Men who attend to the nuances of drape, length and proportion reap another reward: A suit that fits well not only looks better, it feels better, too.
"When you're in business and going to an important meeting, you want to feel especially good," says Howard Shapiro, owner of George Howard Ltd. in Cross Keys. "People should look at you in a suit and say, 'You look terrific.' Then you don't have to make any excuses about yourself."
While it's true that a man looks assured and feels sensational in a perfectly fitted suit, locating one isn't as easy as grabbing a size-40 regular off the rack. If it were that simple, everyone in a business suit would look suave, poised and comfortable. The human body, however, just won't cooperate.
"A stock suit is made to fit everybody in that size, but not everyone has the same build," says Elio Casalena, a tailor with 28 years' experience. "Because everybody must fall into a short, regular or long length, the seat on a stock suit often can be baggy or the thighs too large."
The solution? A custom suit made to your exact measurements, suggests Mr. Casalena, fashion consultant for the English American Tailoring Co. in Westminster. With 340 employees, the firm is one of the largest custom-suit manufacturers in the United States.
"When we make a custom suit, we coordinate everything to your measurements," Mr. Casalena says. "We don't adjust a suit made for someone else. That's because every little imperfection in a man's build shows if it's a stock suit -- or a custom suit that's not fitted properly."
Yet for reasons of cost and convenience, most men purchase suits that are pre-manufactured. "Ninety-nine out of a hundred -- men buy off-the-rack suits and have them tailored," says Leonard Kronsberg, manager of the Rothschild's Clothing store in Pikesville.
The purchase of a stock suit, however, doesn't necessarily condemn the wearer to a sloppy, ill-fitting garment. While the flawless fit of a custom suit usually isn't possible with an off-the-rack version, you can get close: With a little knowledge, the right attention to detail and some expert alterations, a stock suit can mimic the flow, drape and proportion of a custom model.

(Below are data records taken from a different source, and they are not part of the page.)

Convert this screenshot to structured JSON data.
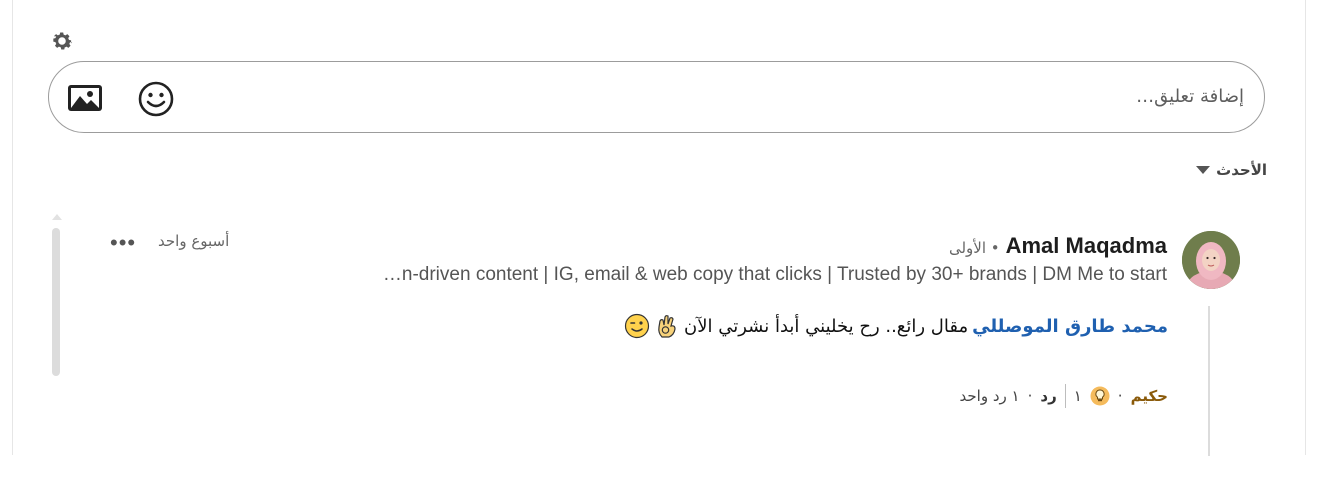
{
  "comments_section": {
    "settings_icon": "gear-icon",
    "composer": {
      "placeholder": "إضافة تعليق…",
      "image_icon": "image-icon",
      "emoji_icon": "smiley-icon"
    },
    "sort": {
      "label": "الأحدث",
      "icon": "caret-down-icon"
    },
    "comment": {
      "author_name": "Amal Maqadma",
      "degree": "• الأولى",
      "headline": "…n-driven content | IG, email & web copy that clicks | Trusted by 30+ brands | DM Me to start",
      "time": "أسبوع واحد",
      "more_label": "•••",
      "mention": "محمد طارق الموصللي",
      "text": "مقال رائع.. رح يخليني أبدأ نشرتي الآن",
      "emojis": [
        "ok-hand-icon",
        "wink-face-icon"
      ],
      "actions": {
        "react_label": "حكيم",
        "react_dot": "·",
        "react_count": "١",
        "reply_label": "رد",
        "reply_dot": "·",
        "reply_count": "١ رد واحد"
      }
    }
  },
  "colors": {
    "mention": "#1f60b0",
    "react": "#8a5a0a",
    "border": "#9c9c9c"
  }
}
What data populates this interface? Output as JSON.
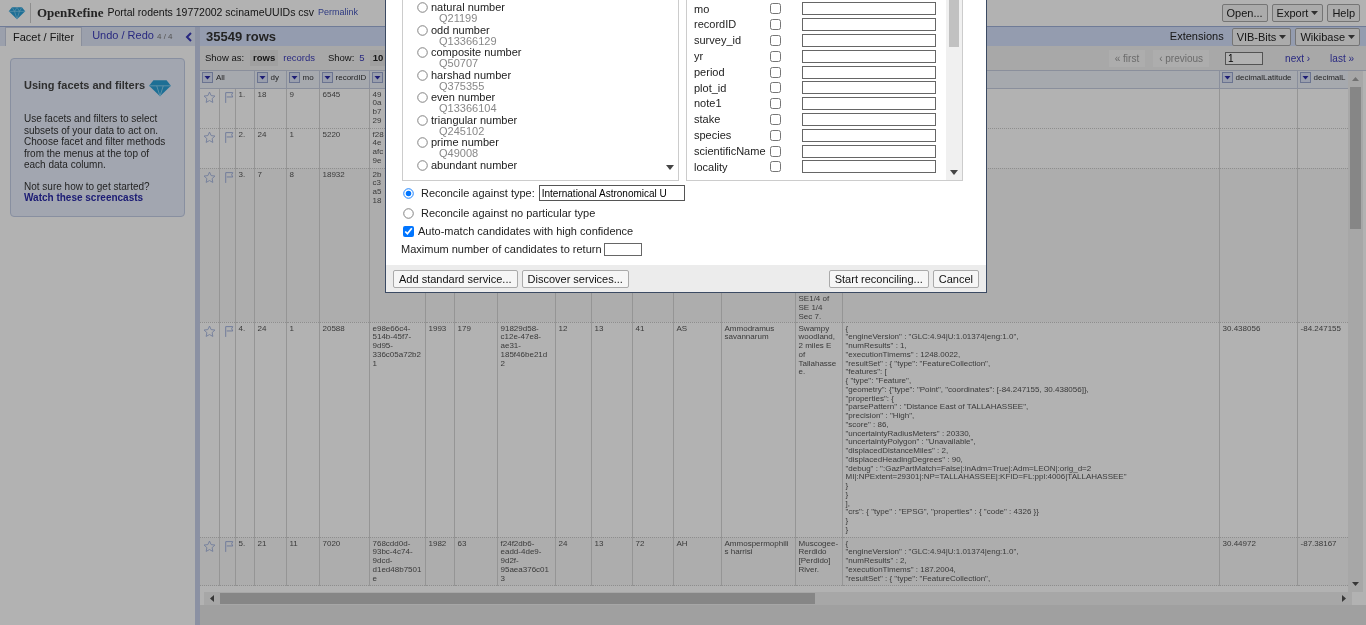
{
  "header": {
    "app_name": "OpenRefine",
    "project_title": "Portal rodents 19772002 scinameUUIDs csv",
    "permalink": "Permalink",
    "buttons": [
      {
        "label": "Open...",
        "dropdown": false
      },
      {
        "label": "Export",
        "dropdown": true
      },
      {
        "label": "Help",
        "dropdown": false
      }
    ]
  },
  "left_panel": {
    "tabs": [
      {
        "label": "Facet / Filter",
        "selected": true
      },
      {
        "label": "Undo / Redo",
        "count": "4 / 4",
        "selected": false
      }
    ],
    "help_card": {
      "title": "Using facets and filters",
      "body": "Use facets and filters to select subsets of your data to act on. Choose facet and filter methods from the menus at the top of each data column.",
      "question": "Not sure how to get started?",
      "link": "Watch these screencasts"
    }
  },
  "view": {
    "row_count": "35549 rows",
    "extensions_label": "Extensions",
    "extension_menus": [
      "VIB-Bits",
      "Wikibase"
    ],
    "show_as_label": "Show as:",
    "show_as": [
      {
        "label": "rows",
        "selected": true
      },
      {
        "label": "records",
        "selected": false
      }
    ],
    "show_label": "Show:",
    "page_sizes": [
      {
        "label": "5",
        "selected": false
      },
      {
        "label": "10",
        "selected": true
      }
    ],
    "pager": [
      {
        "label": "« first",
        "disabled": true
      },
      {
        "label": "‹ previous",
        "disabled": true
      },
      {
        "label": "next ›",
        "disabled": false
      },
      {
        "label": "last »",
        "disabled": false
      }
    ],
    "page_value": "1"
  },
  "table": {
    "headers_left": [
      "All",
      "dy",
      "mo",
      "recordID"
    ],
    "cut_header_menu": true,
    "headers_right": [
      "decimalLatitude",
      "decimalL"
    ],
    "rows": [
      {
        "number": "1.",
        "starred": false,
        "flagged": false,
        "cells": [
          "18",
          "9",
          "6545"
        ],
        "cut_cell_lines": [
          "49",
          "0a",
          "b7",
          "29"
        ]
      },
      {
        "number": "2.",
        "starred": false,
        "flagged": false,
        "cells": [
          "24",
          "1",
          "5220"
        ],
        "cut_cell_lines": [
          "f28",
          "4e",
          "afc",
          "9e"
        ]
      },
      {
        "number": "3.",
        "starred": false,
        "flagged": false,
        "cells": [
          "7",
          "8",
          "18932"
        ],
        "cut_cell_lines": [
          "2b",
          "c3",
          "a5",
          "18"
        ],
        "cut_locality": "SE1/4 of SE 1/4 Sec 7."
      },
      {
        "number": "4.",
        "starred": false,
        "flagged": false,
        "cells": [
          "24",
          "1",
          "20588",
          "e98e66c4-514b-45f7-9d95-336c05a72b21",
          "1993",
          "179",
          "91829d58-c12e-47e8-ae31-185f46be21d2",
          "12",
          "13",
          "41",
          "AS",
          "Ammodramus savannarum",
          "Swampy woodland, 2 miles E of Tallahassee.",
          "{\n\"engineVersion\" : \"GLC:4.94|U:1.01374|eng:1.0\",\n\"numResults\" : 1,\n\"executionTimems\" : 1248.0022,\n\"resultSet\" : { \"type\": \"FeatureCollection\",\n\"features\": [\n{ \"type\": \"Feature\",\n\"geometry\": {\"type\": \"Point\", \"coordinates\": [-84.247155, 30.438056]},\n\"properties\": {\n\"parsePattern\" : \"Distance East of TALLAHASSEE\",\n\"precision\" : \"High\",\n\"score\" : 86,\n\"uncertaintyRadiusMeters\" : 20330,\n\"uncertaintyPolygon\" : \"Unavailable\",\n\"displacedDistanceMiles\" : 2,\n\"displacedHeadingDegrees\" : 90,\n\"debug\" : \":GazPartMatch=False|:inAdm=True|:Adm=LEON|:orig_d=2 MI|:NPExtent=29301|:NP=TALLAHASSEE|:KFID=FL:ppl:4006|TALLAHASSEE\"\n}\n}\n ],\n\"crs\": { \"type\" : \"EPSG\", \"properties\" : { \"code\" : 4326 }}\n}\n}",
          "30.438056",
          "-84.247155"
        ]
      },
      {
        "number": "5.",
        "starred": false,
        "flagged": false,
        "cells": [
          "21",
          "11",
          "7020",
          "768cdd0d-93bc-4c74-9dcd-d1ed48b7501e",
          "1982",
          "63",
          "f24f2db6-eadd-4de9-9d2f-95aea376c013",
          "24",
          "13",
          "72",
          "AH",
          "Ammospermophilis harrisi",
          "Muscogee-Rerdido [Perdido] River.",
          "{\n\"engineVersion\" : \"GLC:4.94|U:1.01374|eng:1.0\",\n\"numResults\" : 2,\n\"executionTimems\" : 187.2004,\n\"resultSet\" : { \"type\": \"FeatureCollection\",",
          "30.44972",
          "-87.38167"
        ]
      }
    ]
  },
  "dialog": {
    "types": [
      {
        "name": "natural number",
        "id": "Q21199",
        "selected": false
      },
      {
        "name": "odd number",
        "id": "Q13366129",
        "selected": false
      },
      {
        "name": "composite number",
        "id": "Q50707",
        "selected": false
      },
      {
        "name": "harshad number",
        "id": "Q375355",
        "selected": false
      },
      {
        "name": "even number",
        "id": "Q13366104",
        "selected": false
      },
      {
        "name": "triangular number",
        "id": "Q245102",
        "selected": false
      },
      {
        "name": "prime number",
        "id": "Q49008",
        "selected": false
      },
      {
        "name": "abundant number",
        "selected": false
      }
    ],
    "columns": [
      {
        "name": "mo",
        "checked": false
      },
      {
        "name": "recordID",
        "checked": false
      },
      {
        "name": "survey_id",
        "checked": false
      },
      {
        "name": "yr",
        "checked": false
      },
      {
        "name": "period",
        "checked": false
      },
      {
        "name": "plot_id",
        "checked": false
      },
      {
        "name": "note1",
        "checked": false
      },
      {
        "name": "stake",
        "checked": false
      },
      {
        "name": "species",
        "checked": false
      },
      {
        "name": "scientificName",
        "checked": false
      },
      {
        "name": "locality",
        "checked": false
      }
    ],
    "modes": [
      {
        "label": "Reconcile against type:",
        "type_value": "International Astronomical U",
        "selected": true
      },
      {
        "label": "Reconcile against no particular type",
        "selected": false
      }
    ],
    "auto_match": {
      "label": "Auto-match candidates with high confidence",
      "checked": true
    },
    "max_candidates_label": "Maximum number of candidates to return",
    "footer_left": [
      "Add standard service...",
      "Discover services..."
    ],
    "footer_right": [
      "Start reconciling...",
      "Cancel"
    ]
  }
}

Let some Baltimore-area clothing experts tell you how it's done. First things first: When shopping for an off-the-rack suit, it's important to know what a tailor can't alter. "When trying on a suit, first look at the fit across the shoulders and chest," Mr. Shapiro says. "That's something that can't be changed in a jacket -- the top has to fit right. If it doesn't fit there, the jacket is the wrong size."
Here's a test to determine if the jacket fits: The shoulder should be smooth and not show any bumps, says Tom Jackson, director of retail training at Jos. A. Bank. "And the front of a coat should lay smoothly across the chest, with no pulls or wrinkles showing when it's buttoned," he adds. "From the back, the collar should fit snugly without bunching. A slight gap can be fixed, but if the collar is standing away from the neck, the jacket is the wrong size."

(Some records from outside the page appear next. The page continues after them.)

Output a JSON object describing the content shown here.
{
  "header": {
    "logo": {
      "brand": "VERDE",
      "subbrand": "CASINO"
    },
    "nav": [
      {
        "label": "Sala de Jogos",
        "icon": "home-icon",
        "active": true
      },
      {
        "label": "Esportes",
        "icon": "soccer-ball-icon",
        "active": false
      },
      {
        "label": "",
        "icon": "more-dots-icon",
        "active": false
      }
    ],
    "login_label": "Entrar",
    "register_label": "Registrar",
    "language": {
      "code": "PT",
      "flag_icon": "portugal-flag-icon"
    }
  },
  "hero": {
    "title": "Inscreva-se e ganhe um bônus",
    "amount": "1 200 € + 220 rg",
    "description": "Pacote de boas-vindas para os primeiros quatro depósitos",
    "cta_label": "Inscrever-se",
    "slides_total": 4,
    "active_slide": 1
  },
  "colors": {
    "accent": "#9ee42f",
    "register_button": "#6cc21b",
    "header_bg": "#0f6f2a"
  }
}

For proper sleeve length on a jacket, make sure a quarter-inch of shirt sleeve shows at the cuff, says Brooks Brothers' Mr. Ashby. And to assure the jacket is the correct length? "Stand with your arms at your side and your fingers bent, creating a groove," he recommends. "That's where you want the edge of the coat to fall."
Here's another rule for determining proper jacket length: "Have the salesman measure from the bottom of the collar to the bottom of the coat," Mr. Ashby says. "It should be the same as the bottom of the coat to the floor. A variation of a half-inch to three-quarters of an inch is OK, so long as the coat covers your butt."